Concurrent requests & unique data?

I’m building a worker that will take an incoming request, get some third-party data, and mutate that data before returning it to the user.

So far, my code is working, but I think I’ve made a mistake in architecture and I’d like to validate that I’m correct in thinking I discovered a big mistake.

My question is this:

Can a singleton contained in a closure in one instance persist during the execution of more than one request handled on that instance?

Background

The third-party request is built up by taking user cookies and the specific request to build up multiple third-party requests. Then we get DOMs from the third parties and stitch that all together and mutate it. In order to minimize the number of logic actions, request accesses, and DOM accesses, plus avoid duplicating potentially-large DOMs, I’m storing the request and the responses in a singleton.

The Mistake

Looking at How Workers works · Cloudflare Workers docs, I see that

“Like all other JavaScript platforms, a single Workers instance may handle multiple requests including concurrent requests in a single-threaded event loop. There’s no guarantee whatsoever whether any two requests will land in the same instance; therefore it is inadvisable to set or mutate global state within the event handler .”

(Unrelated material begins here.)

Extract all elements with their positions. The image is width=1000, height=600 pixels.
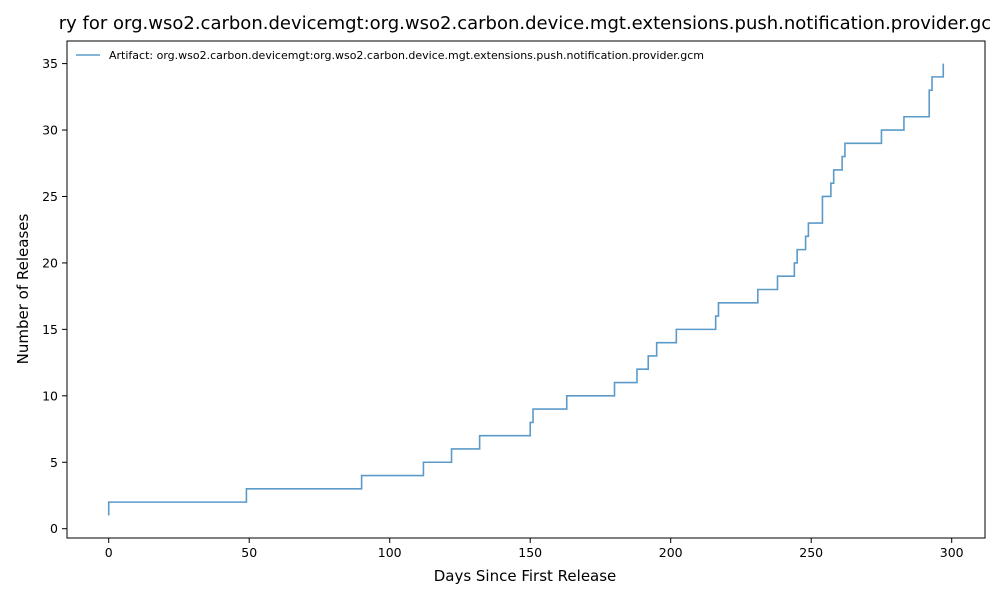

This sounds to me like we can’t guarantee that two requests will end up on the same instance in the same event loop; but we also can’t guarantee they won’t.

So, thus my question:

Can a singleton contained in a closure in one instance persist during the execution of more than one request handled on that instance?

Sounds like the answer is “possibly,” and I’d like to validate that, because I need to change my architecture if true!

Yes, definitely. A single worker instance can handle an arbitrary number of concurrent requests.

Without seeing example code, I couldn’t say precisely whether or not your current code is unsafe, but it does sound like it. Generally the only things that make sense to store in the global scope are immutable configuration data that is generic to all requests, or logging/telemetry data that is being batched before being sent out to some logging server.

Even if you were to distinguish between different requests’s data, e.g. with a global map, the worker’s memory usage would become a function of the number of requests it has seen, ultimately leading to eviction, which would increase the likelihood of a cold start later.

If you need to cache content specific to a request / session / user, consider storing it in Workers KV or the Cache API (depending on your durability needs) under a key unique to that request / session / user.

3 Likes

That’s what I was thinking, @harris, thank you!

It looks like there isn’t something inherently provided in the event that is delivered from the fetch eventListener that would be a unique key for a request; or a unique key type within the Workers KV api; is there a best practice for developing a unique key other than “generate a UUID using the many way that are available”?

@warmstrong, if you’re able to read a unique session cookie from the request, that would probably do it. It’s a bit outside of my realm of expertise though, so I’m hesitant to endorse a particular strategy. Hopefully others might have some ideas.

1 Like

Thanks, @harris, just making sure I hadn’t missed something in the docs!

I came here with a similar question except the problem I see with storing stuff in Worker KV keys is that I expect multiple simultaneous requests at the same datacenter which means that request 2 will come in before request 1 has a chance to store anything in a key. Therefore simultaneous requests will have no idea that request 1 is already doing the work.

It is a classic concurrency problem that requires a semaphore but there is no concurrency protections such as semaphores in Workers is there? Is there any solution to this?